Well, some linguists seem to think so. There was a popular theory in the 1940’s by Benjamin Lee Whorf that claimed that people see the world differently because of differences in their language. However, this is extremely difficult to prove and most linguists have moved away from it.
Dr. Betty Birner, professor of linguistics and cognitive science at Northern Illinois University, sees this as “a chicken-and-egg question: are you unable to think about things you don’t have words for, or do you lack words for them because you don’t think about them?”. The problem is that there is more to this than just language and thought, there is culture.
“Your culture – the traditions, lifestyle, habits, and so on that you pick up from the people you live and interact with – shapes the way you think, and also shapes the way you talk,” explained Dr.
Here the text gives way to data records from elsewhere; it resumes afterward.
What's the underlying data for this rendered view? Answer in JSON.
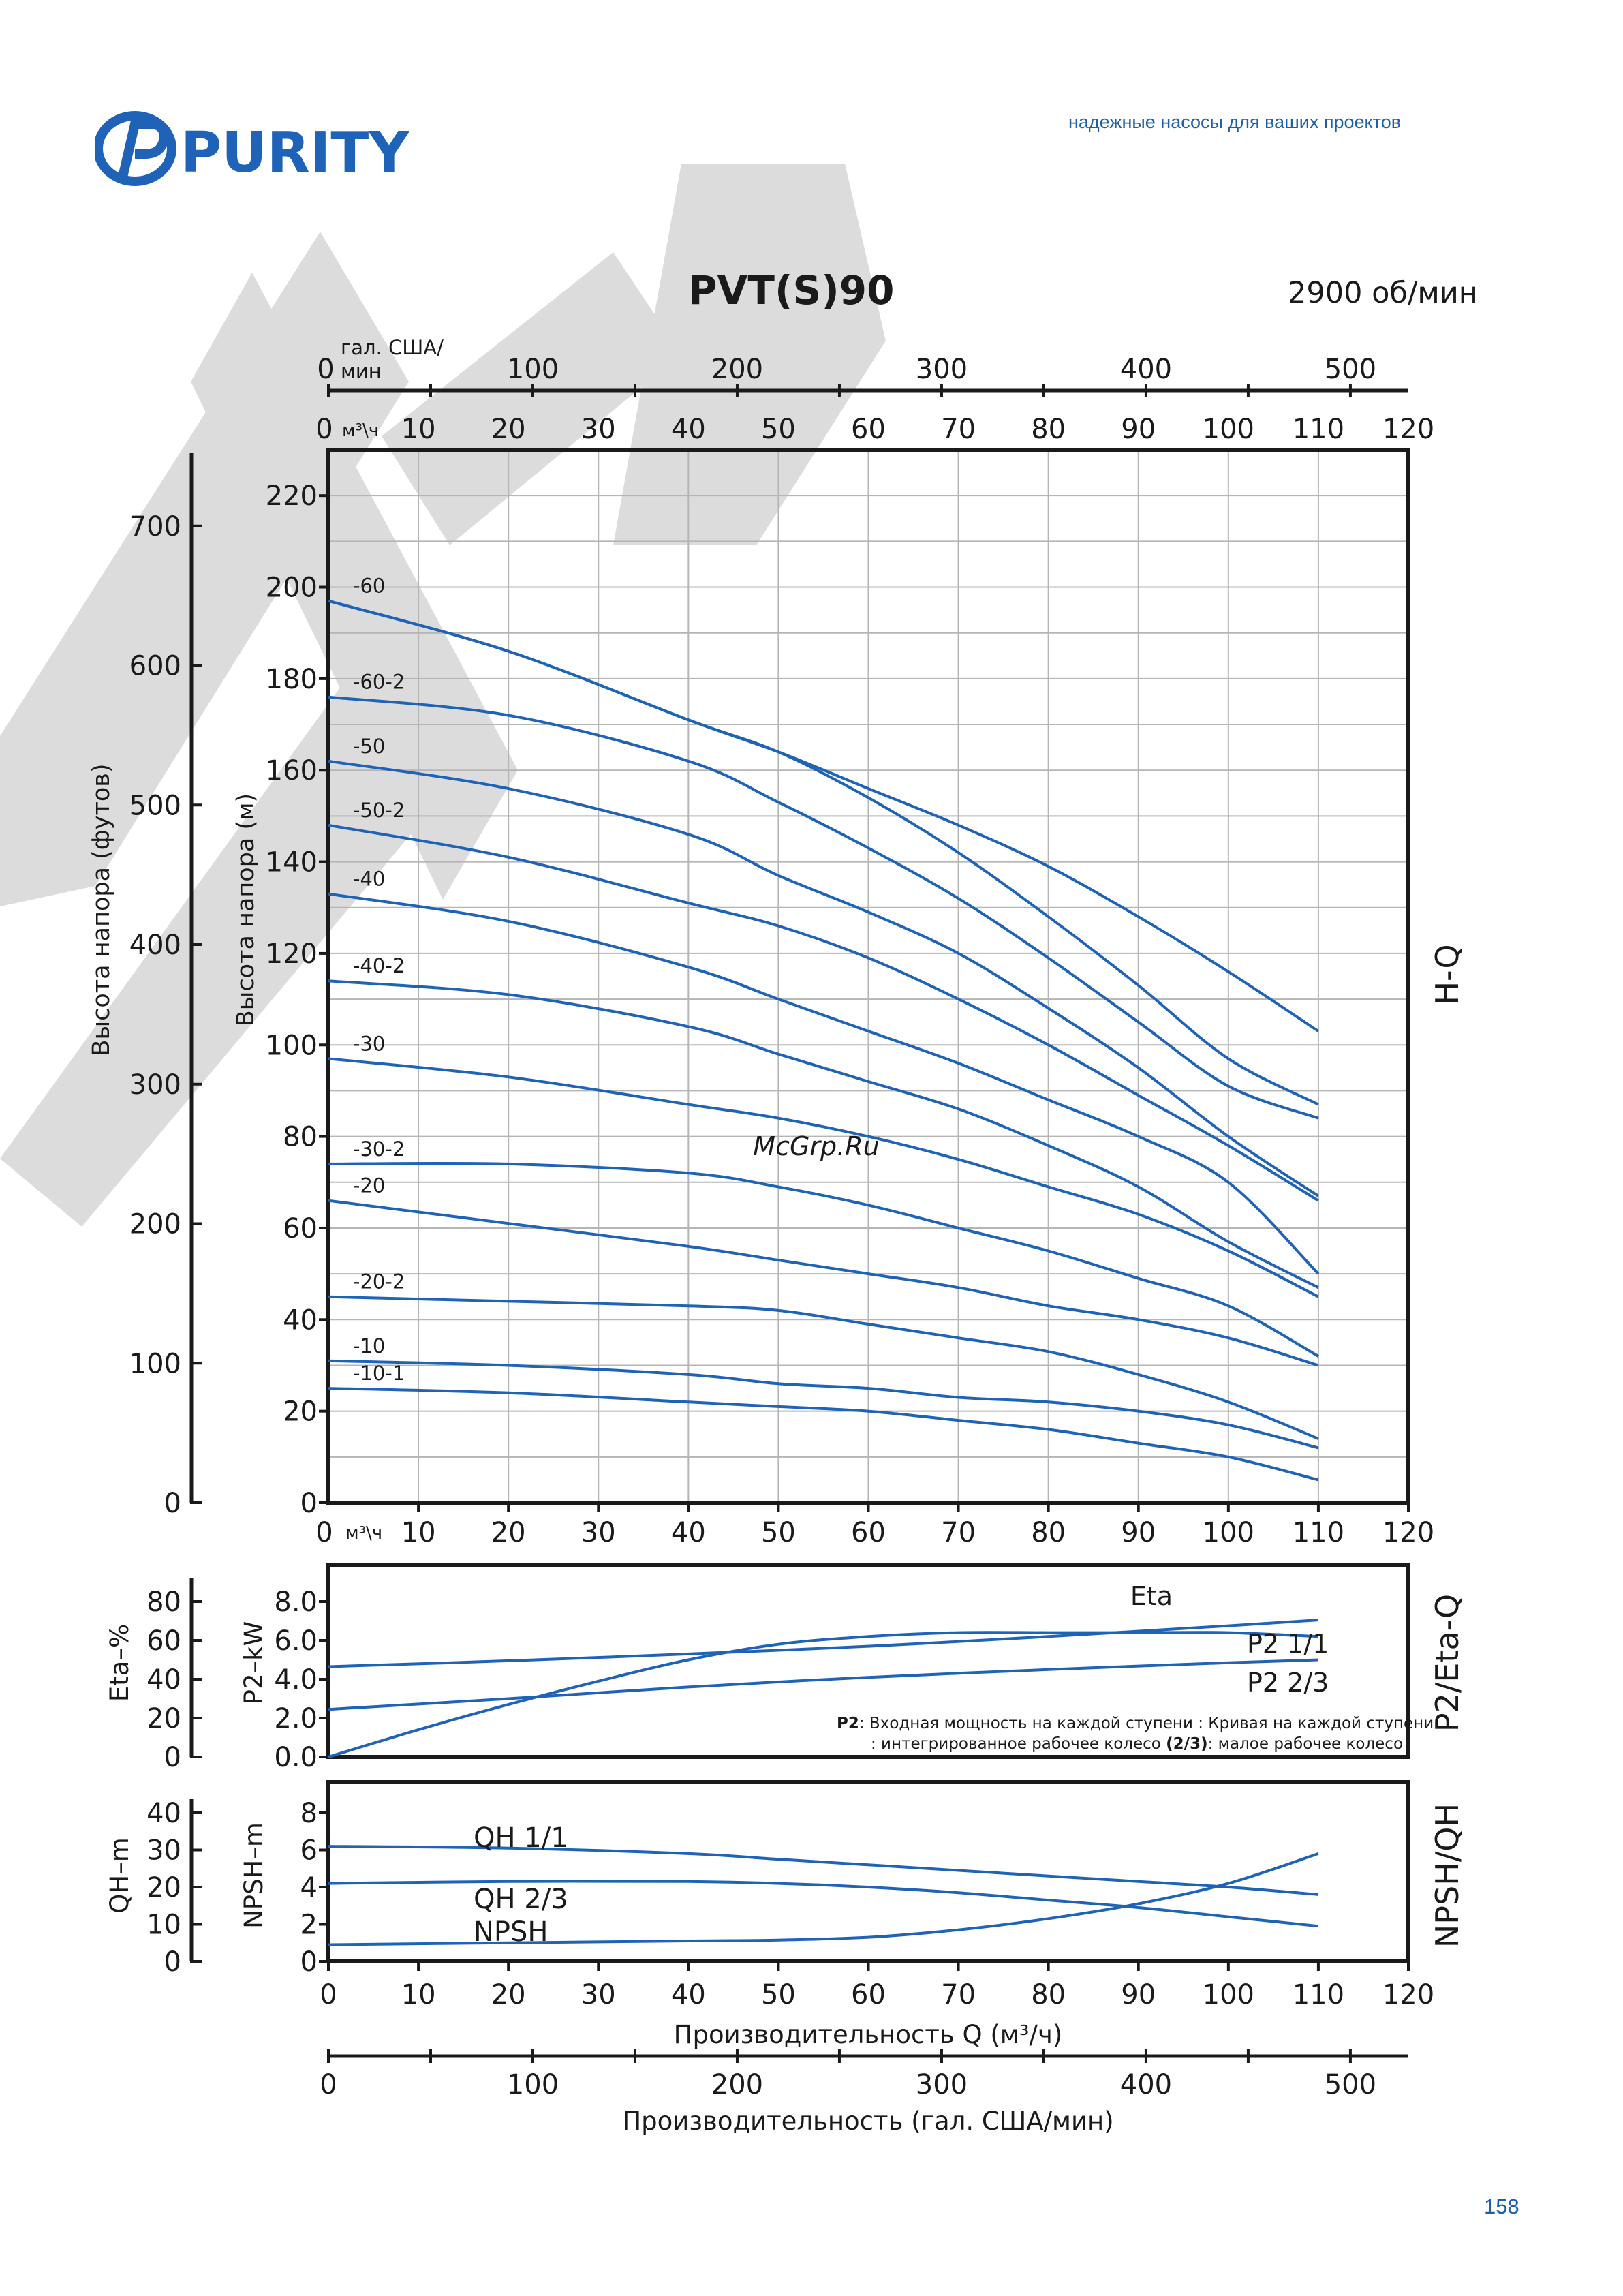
{
  "brand": {
    "name": "PURITY",
    "tagline": "надежные насосы для ваших проектов"
  },
  "header": {
    "model": "PVT(S)90",
    "speed": "2900 об/мин"
  },
  "page_number": "158",
  "watermark_text": "McGrp.Ru",
  "colors": {
    "brand_blue": "#1e63b8",
    "watermark_gray": "#d9d9d9",
    "axis": "#1a1a1a",
    "grid": "#b5b5b5"
  },
  "chart_data": [
    {
      "id": "hq",
      "type": "line",
      "panel_label": "H-Q",
      "xlabel_top_gpm": "гал. США/\nмин",
      "x_unit_label": "м³\\ч",
      "ylabel_m": "Высота напора (м)",
      "ylabel_ft": "Высота напора (футов)",
      "xlim": [
        0,
        120
      ],
      "ylim": [
        0,
        230
      ],
      "x_ticks": [
        0,
        10,
        20,
        30,
        40,
        50,
        60,
        70,
        80,
        90,
        100,
        110,
        120
      ],
      "y_ticks": [
        0,
        20,
        40,
        60,
        80,
        100,
        120,
        140,
        160,
        180,
        200,
        220
      ],
      "ft_ticks": [
        0,
        100,
        200,
        300,
        400,
        500,
        600,
        700
      ],
      "gpm_ticks": [
        0,
        100,
        200,
        300,
        400,
        500
      ],
      "grid": true,
      "series": [
        {
          "name": "-60",
          "x": [
            0,
            20,
            40,
            50,
            60,
            70,
            80,
            90,
            100,
            110
          ],
          "y": [
            197,
            186,
            171,
            164,
            156,
            148,
            139,
            128,
            116,
            103
          ]
        },
        {
          "name": "",
          "x": [
            0,
            20,
            40,
            50,
            60,
            70,
            80,
            90,
            100,
            110
          ],
          "y": [
            197,
            186,
            171,
            164,
            154,
            142,
            128,
            113,
            97,
            87
          ]
        },
        {
          "name": "-60-2",
          "x": [
            0,
            20,
            40,
            50,
            60,
            70,
            80,
            90,
            100,
            110
          ],
          "y": [
            176,
            172,
            162,
            153,
            143,
            132,
            119,
            105,
            91,
            84
          ]
        },
        {
          "name": "-50",
          "x": [
            0,
            20,
            40,
            50,
            60,
            70,
            80,
            90,
            100,
            110
          ],
          "y": [
            162,
            156,
            146,
            137,
            129,
            120,
            108,
            95,
            80,
            67
          ]
        },
        {
          "name": "-50-2",
          "x": [
            0,
            20,
            40,
            50,
            60,
            70,
            80,
            90,
            100,
            110
          ],
          "y": [
            148,
            141,
            131,
            126,
            119,
            110,
            100,
            89,
            78,
            66
          ]
        },
        {
          "name": "-40",
          "x": [
            0,
            20,
            40,
            50,
            60,
            70,
            80,
            90,
            100,
            110
          ],
          "y": [
            133,
            127,
            117,
            110,
            103,
            96,
            88,
            80,
            70,
            50
          ]
        },
        {
          "name": "-40-2",
          "x": [
            0,
            20,
            40,
            50,
            60,
            70,
            80,
            90,
            100,
            110
          ],
          "y": [
            114,
            111,
            104,
            98,
            92,
            86,
            78,
            69,
            57,
            47
          ]
        },
        {
          "name": "-30",
          "x": [
            0,
            20,
            40,
            50,
            60,
            70,
            80,
            90,
            100,
            110
          ],
          "y": [
            97,
            93,
            87,
            84,
            80,
            75,
            69,
            63,
            55,
            45
          ]
        },
        {
          "name": "-30-2",
          "x": [
            0,
            20,
            40,
            50,
            60,
            70,
            80,
            90,
            100,
            110
          ],
          "y": [
            74,
            74,
            72,
            69,
            65,
            60,
            55,
            49,
            43,
            32
          ]
        },
        {
          "name": "-20",
          "x": [
            0,
            20,
            40,
            50,
            60,
            70,
            80,
            90,
            100,
            110
          ],
          "y": [
            66,
            61,
            56,
            53,
            50,
            47,
            43,
            40,
            36,
            30
          ]
        },
        {
          "name": "-20-2",
          "x": [
            0,
            20,
            40,
            50,
            60,
            70,
            80,
            90,
            100,
            110
          ],
          "y": [
            45,
            44,
            43,
            42,
            39,
            36,
            33,
            28,
            22,
            14
          ]
        },
        {
          "name": "-10",
          "x": [
            0,
            20,
            40,
            50,
            60,
            70,
            80,
            90,
            100,
            110
          ],
          "y": [
            31,
            30,
            28,
            26,
            25,
            23,
            22,
            20,
            17,
            12
          ]
        },
        {
          "name": "-10-1",
          "x": [
            0,
            20,
            40,
            50,
            60,
            70,
            80,
            90,
            100,
            110
          ],
          "y": [
            25,
            24,
            22,
            21,
            20,
            18,
            16,
            13,
            10,
            5
          ]
        }
      ]
    },
    {
      "id": "p2eta",
      "type": "line",
      "panel_label": "P2/Eta-Q",
      "ylabel_left": "Eta–%",
      "ylabel_right": "P2–kW",
      "xlim": [
        0,
        110
      ],
      "ylim_kw": [
        0,
        8.0
      ],
      "ylim_eta": [
        0,
        80
      ],
      "kw_ticks": [
        "0.0",
        "2.0",
        "4.0",
        "6.0",
        "8.0"
      ],
      "eta_ticks": [
        0,
        20,
        40,
        60,
        80
      ],
      "series": [
        {
          "name": "Eta",
          "axis": "eta",
          "x": [
            0,
            10,
            20,
            30,
            40,
            50,
            60,
            70,
            80,
            90,
            100,
            110
          ],
          "y": [
            0,
            14,
            27,
            39,
            50,
            58,
            62,
            64,
            64,
            64,
            64,
            62
          ]
        },
        {
          "name": "P2 1/1",
          "axis": "kw",
          "x": [
            0,
            20,
            40,
            60,
            80,
            100,
            110
          ],
          "y": [
            4.65,
            4.95,
            5.3,
            5.7,
            6.2,
            6.75,
            7.05
          ]
        },
        {
          "name": "P2 2/3",
          "axis": "kw",
          "x": [
            0,
            20,
            40,
            60,
            80,
            100,
            110
          ],
          "y": [
            2.45,
            3.0,
            3.6,
            4.1,
            4.5,
            4.85,
            5.0
          ]
        }
      ],
      "note_line1": {
        "bold": "P2",
        "text": ": Входная мощность на каждой ступени       : Кривая на каждой ступени"
      },
      "note_line2": {
        "pre": ": интегрированное рабочее колесо ",
        "bold1": "(2/3)",
        "mid": ": малое рабочее колесо"
      }
    },
    {
      "id": "npsh",
      "type": "line",
      "panel_label": "NPSH/QH",
      "ylabel_left": "QH–m",
      "ylabel_right": "NPSH–m",
      "xlim": [
        0,
        120
      ],
      "ylim_m": [
        0,
        10
      ],
      "npsh_ticks": [
        0,
        2,
        4,
        6,
        8
      ],
      "qh_ticks": [
        0,
        10,
        20,
        30,
        40
      ],
      "x_ticks": [
        0,
        10,
        20,
        30,
        40,
        50,
        60,
        70,
        80,
        90,
        100,
        110,
        120
      ],
      "gpm_ticks": [
        0,
        100,
        200,
        300,
        400,
        500
      ],
      "xlabel": "Производительность Q (м³/ч)",
      "xlabel_gpm": "Производительность (гал. США/мин)",
      "series": [
        {
          "name": "QH 1/1",
          "x": [
            0,
            20,
            40,
            50,
            60,
            70,
            80,
            90,
            100,
            110
          ],
          "y": [
            6.2,
            6.1,
            5.8,
            5.5,
            5.2,
            4.9,
            4.6,
            4.3,
            4.0,
            3.6
          ]
        },
        {
          "name": "QH 2/3",
          "x": [
            0,
            20,
            40,
            50,
            60,
            70,
            80,
            90,
            100,
            110
          ],
          "y": [
            4.2,
            4.3,
            4.3,
            4.2,
            4.0,
            3.7,
            3.3,
            2.9,
            2.4,
            1.9
          ]
        },
        {
          "name": "NPSH",
          "x": [
            0,
            20,
            40,
            50,
            60,
            70,
            80,
            90,
            100,
            110
          ],
          "y": [
            0.9,
            1.0,
            1.1,
            1.15,
            1.3,
            1.7,
            2.3,
            3.1,
            4.2,
            5.8
          ]
        }
      ]
    }
  ]
}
Birner. So, it’s not necessarily true that a gender marked language will promote sexism because there are many other factors involved.
However, if you look at the Global Gender Gap Report of 2017 you may notice that Finland is the 3rd most gender equal country in the world, and that France is number 11, Spain number 24, and Portugal number 33. It might just be a coincidence that countries with more gender-neutral languages rank higher in terms of gender equality but, it’s definitely an interesting point.
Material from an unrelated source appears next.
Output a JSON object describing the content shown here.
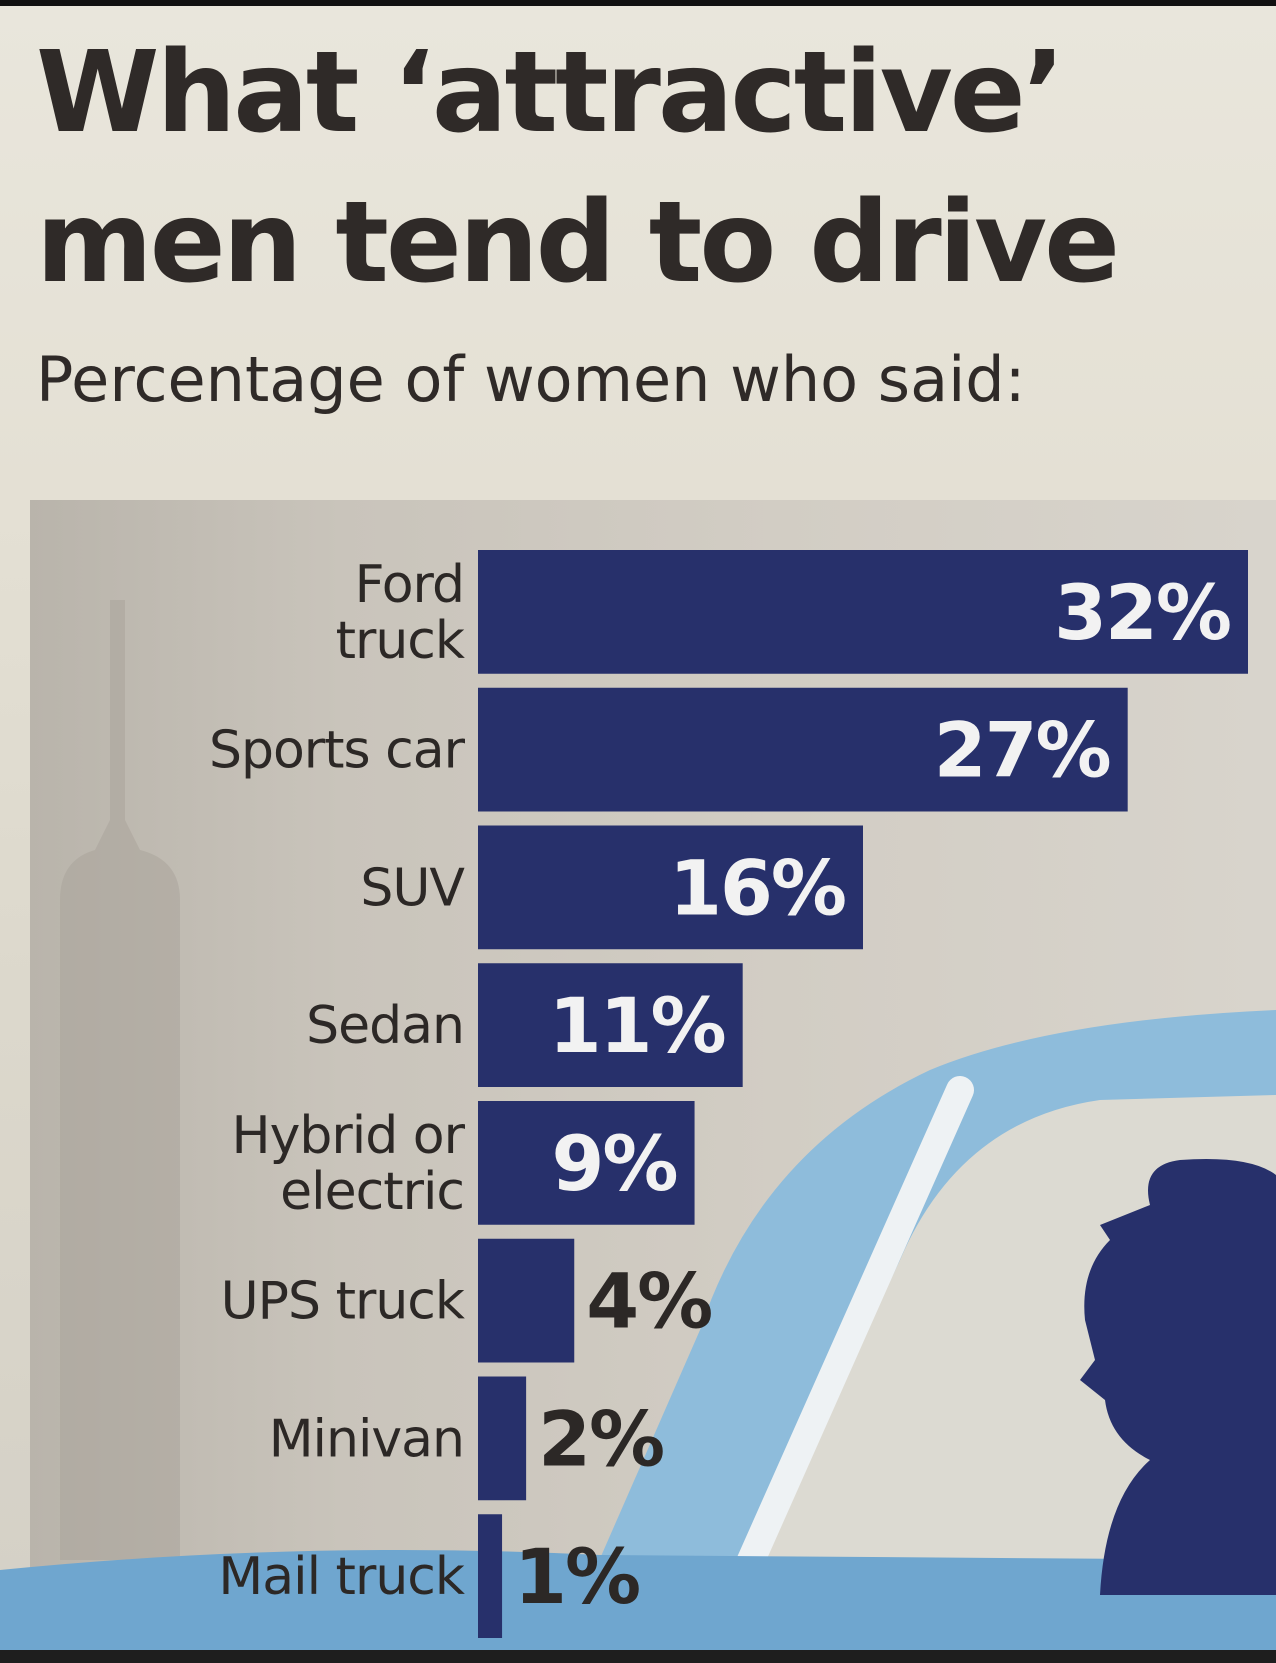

The truth is, every linguist I spoke to said the same thing over and over again: this is not just about linguistics — culture plays huge role in shaping our thoughts.
Just to give you an example, a lot of nouns which had only the masculine version started to develop the feminine one at a certain point in time. In the case of France, as this article on The Atlantic explains, during World War I, all the men went to war and women had to fill in for their jobs. This included “traditionally male-dominated positions like chimney sweep or factory worker”, and because now they were being carried out by women there was a need to develop the feminine version.
In Portuguese, there was also a curious example that made it to the news a few years ago. With the election of Dilma Rousseff as the President of Brazil, people started using the word “presidenta” (her and her supporters own preference), instead of the masculine version “presidente”.
According to Helena Moniz, “in the beginning, people thought it was weird to say ‘presidenta’ but, only because Dilma was the first female president to get elected in Brazil – the word didn’t exist because there was no need to create the female version before.”
So, should we push for a gender neutral language?
When you have languages, such as Portuguese or French, that are heavily gender marked it’s practically impossible to create a version where both genders are equally treated. First, because most of the proposed alternatives can only be written and not spoken — exactly how am I supposed to read ‘tod@s’? Second, because these languages use masculine and feminine when referring to objects as well, not just people, so, it’s much more engraved in the language’s structure.
Changing the structure of a language is extremely difficult and even minor changes cause a lot of aversion. As Helena told me: “language deals with emotions, with who you are as an individual, and that’s why so many people are often against change. But reinforcing a binary system rather than personalising our language and messages to the receiver isn’t the way forward either.”
Ultimately, language reflects who we are. We can see the world in black and white, or we can learn to live with everything in between.